Top 5 W-4 Mistakes People Make (And How to Avoid Them)
Educational guide — common Form W-4 errors that lead to surprise tax bills or oversized refunds
Form W-4 looks simple, but small mistakes can lead to a much bigger tax bill — or a much smaller paycheck — than you expected. Here are the five most common errors.
1. Skipping Step 2 When You Have Multiple Jobs
This is the single most common cause of under-withholding. If you (or you and your spouse together) have more than one job at the same time, and nobody addresses Step 2, each employer withholds as if that job were your only income. The result: not enough tax gets withheld across all your jobs combined, and you can owe a larger balance — sometimes with an underpayment penalty — when you file.
Fix: If you have multiple jobs, walk through Step 2. For two similarly-paid jobs, the Step 2(c) checkbox is a reasonable shortcut (checked on both W-4s). For more complex situations, use the IRS Tax Withholding Estimator.
2. Forgetting to Update the W-4 After a Life Change
A W-4 filled out when you were single with no dependents doesn't automatically update itself after you get married, have a child, or your spouse starts a new job. Many people fill out a W-4 once at hire and never touch it again — even after years of life changes.
Fix: Revisit your W-4 after any major change: marriage, divorce, a new child, a dependent turning 17, a new job (yours or your spouse's), or a significant change in outside income.
3. Overlooking Step 3 for Dependents
Some people leave Step 3 blank even when they have qualifying dependents, either because they don't realize it applies or because they confuse "dependent" with "child living at home full-time." This results in more withholding than necessary throughout the year — essentially giving the IRS an interest-free loan that gets returned as a refund later.

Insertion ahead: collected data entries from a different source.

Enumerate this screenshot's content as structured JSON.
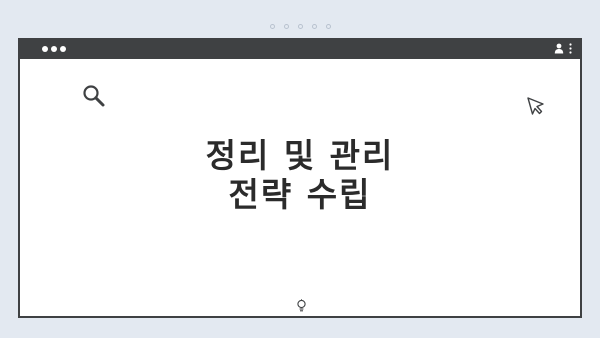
{
  "slide": {
    "title_line1": "정리 및 관리",
    "title_line2": "전략 수립"
  },
  "pager": {
    "dots": 5
  },
  "icons": {
    "search": "search-icon",
    "cursor": "cursor-arrow-icon",
    "bulb": "lightbulb-icon",
    "user": "user-icon",
    "menu": "kebab-menu-icon"
  },
  "colors": {
    "background": "#e3e9f1",
    "titlebar": "#3f4143",
    "window": "#ffffff",
    "text": "#2b2b2b"
  }
}
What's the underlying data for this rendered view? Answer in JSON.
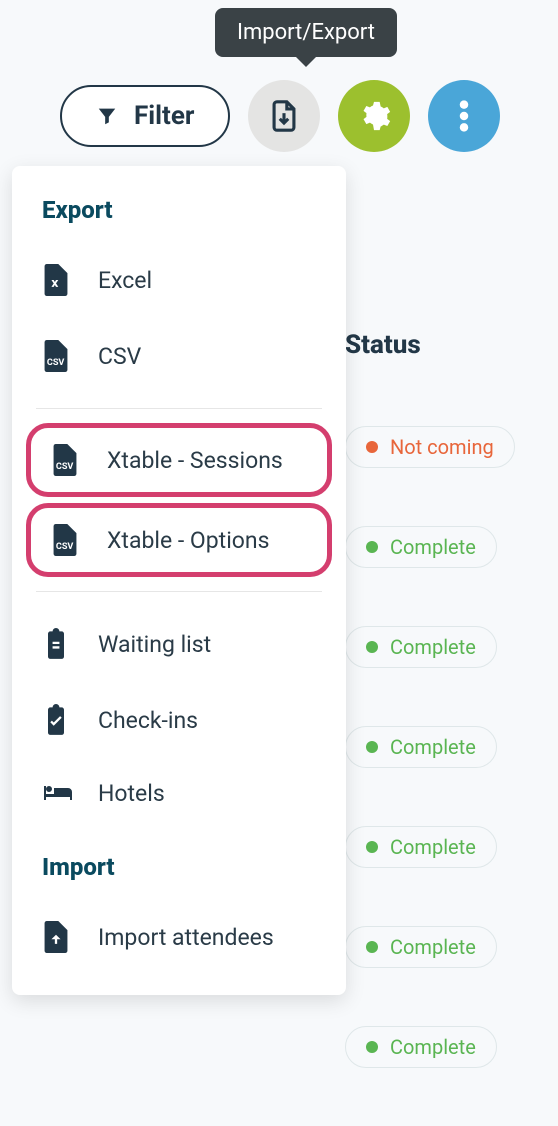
{
  "tooltip": "Import/Export",
  "toolbar": {
    "filter_label": "Filter"
  },
  "menu": {
    "export_title": "Export",
    "import_title": "Import",
    "excel": "Excel",
    "csv": "CSV",
    "xtable_sessions": "Xtable - Sessions",
    "xtable_options": "Xtable - Options",
    "waiting_list": "Waiting list",
    "check_ins": "Check-ins",
    "hotels": "Hotels",
    "import_attendees": "Import attendees"
  },
  "status": {
    "header": "Status",
    "not_coming": "Not coming",
    "complete": "Complete"
  }
}
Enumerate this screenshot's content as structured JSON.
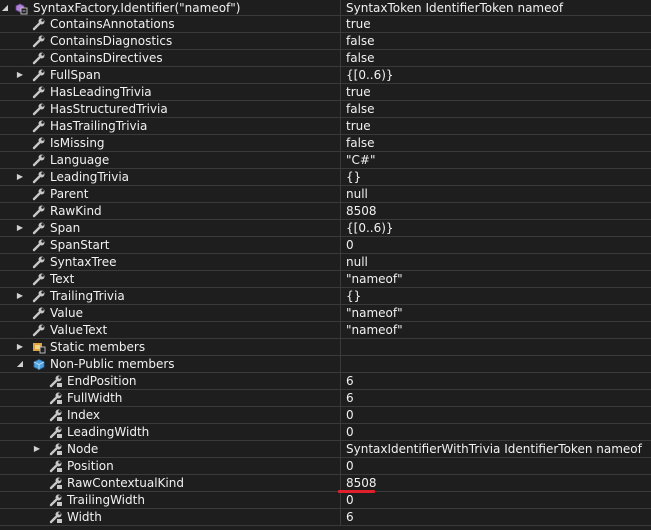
{
  "rows": [
    {
      "name": "SyntaxFactory.Identifier(\"nameof\")",
      "value": "SyntaxToken IdentifierToken nameof"
    },
    {
      "name": "ContainsAnnotations",
      "value": "true"
    },
    {
      "name": "ContainsDiagnostics",
      "value": "false"
    },
    {
      "name": "ContainsDirectives",
      "value": "false"
    },
    {
      "name": "FullSpan",
      "value": "{[0..6)}"
    },
    {
      "name": "HasLeadingTrivia",
      "value": "true"
    },
    {
      "name": "HasStructuredTrivia",
      "value": "false"
    },
    {
      "name": "HasTrailingTrivia",
      "value": "true"
    },
    {
      "name": "IsMissing",
      "value": "false"
    },
    {
      "name": "Language",
      "value": "\"C#\""
    },
    {
      "name": "LeadingTrivia",
      "value": "{}"
    },
    {
      "name": "Parent",
      "value": "null"
    },
    {
      "name": "RawKind",
      "value": "8508"
    },
    {
      "name": "Span",
      "value": "{[0..6)}"
    },
    {
      "name": "SpanStart",
      "value": "0"
    },
    {
      "name": "SyntaxTree",
      "value": "null"
    },
    {
      "name": "Text",
      "value": "\"nameof\""
    },
    {
      "name": "TrailingTrivia",
      "value": "{}"
    },
    {
      "name": "Value",
      "value": "\"nameof\""
    },
    {
      "name": "ValueText",
      "value": "\"nameof\""
    },
    {
      "name": "Static members",
      "value": ""
    },
    {
      "name": "Non-Public members",
      "value": ""
    },
    {
      "name": "EndPosition",
      "value": "6"
    },
    {
      "name": "FullWidth",
      "value": "6"
    },
    {
      "name": "Index",
      "value": "0"
    },
    {
      "name": "LeadingWidth",
      "value": "0"
    },
    {
      "name": "Node",
      "value": "SyntaxIdentifierWithTrivia IdentifierToken nameof"
    },
    {
      "name": "Position",
      "value": "0"
    },
    {
      "name": "RawContextualKind",
      "value": "8508"
    },
    {
      "name": "TrailingWidth",
      "value": "0"
    },
    {
      "name": "Width",
      "value": "6"
    }
  ],
  "colors": {
    "background": "#1e1e1e",
    "grid_line": "#3a3a3a",
    "text": "#f1f1f1",
    "annotation_underline": "#e0202a"
  }
}
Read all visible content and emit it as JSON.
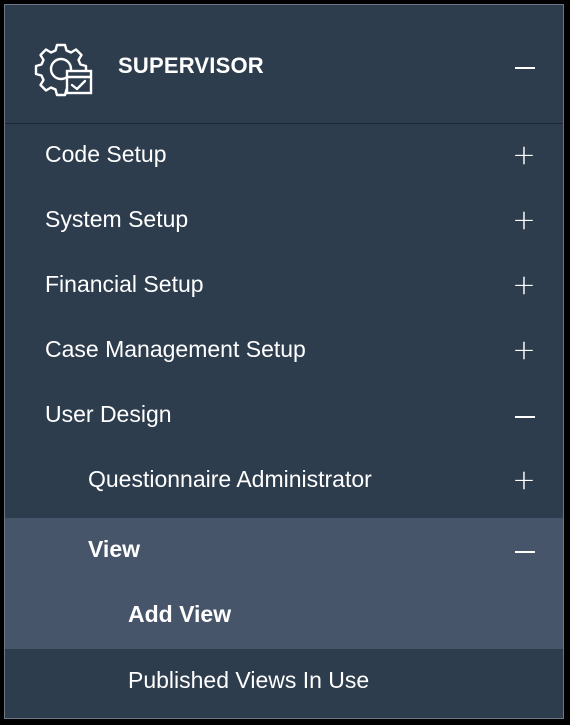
{
  "header": {
    "title": "SUPERVISOR",
    "icon": "supervisor-gear-icon",
    "toggle_icon": "minus"
  },
  "menu": {
    "items": [
      {
        "label": "Code Setup",
        "toggle": "+"
      },
      {
        "label": "System Setup",
        "toggle": "+"
      },
      {
        "label": "Financial Setup",
        "toggle": "+"
      },
      {
        "label": "Case Management Setup",
        "toggle": "+"
      },
      {
        "label": "User Design",
        "toggle": "minus"
      },
      {
        "label": "Questionnaire Administrator",
        "toggle": "+"
      },
      {
        "label": "View",
        "toggle": "minus"
      },
      {
        "label": "Add View"
      },
      {
        "label": "Published Views In Use"
      }
    ]
  },
  "colors": {
    "panel_bg": "#2e3d4e",
    "highlight_bg": "#46556a",
    "text": "#ffffff",
    "border": "#6b7785"
  }
}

Fix: If you have a qualifying child under 17 or another dependent (like an aging parent or an adult child with little income), fill out Step 3 with the correct amounts.
4. Not Accounting for Significant Non-Job Income
Investment income, freelance income, rental income, or other earnings outside of a regular paycheck aren't automatically factored into your employer's withholding calculation. If this income is significant, your paycheck withholding alone may fall well short of your actual tax liability.
Fix: Use Step 4(a) to report other income so your employer can withhold more from your paycheck to cover it — or make estimated tax payments directly to the IRS if that fits your situation better.
5. Confusing "Qualifying Child" with "Other Dependent"
Step 3 splits dependents into two categories with different dollar values ($2,200 for a qualifying child under 17, versus $500 for other dependents). Putting a dependent in the wrong category, or assuming an adult dependent automatically qualifies without checking the income test, can throw off the Step 3 total.
Fix: Double-check the age, relationship, residency, support, and (for adult dependents) income tests before entering a number in Step 3. When unsure, the IRS's own guidance can clarify a specific case.
The Bigger Picture
None of these mistakes are catastrophic — they're correctable any time you submit a new W-4 to your employer. But left unaddressed for a full year, they can mean either an unpleasant surprise at tax time or an unnecessarily smaller paycheck all year long. A few minutes reviewing your W-4 after any life change is usually enough to avoid all five of these.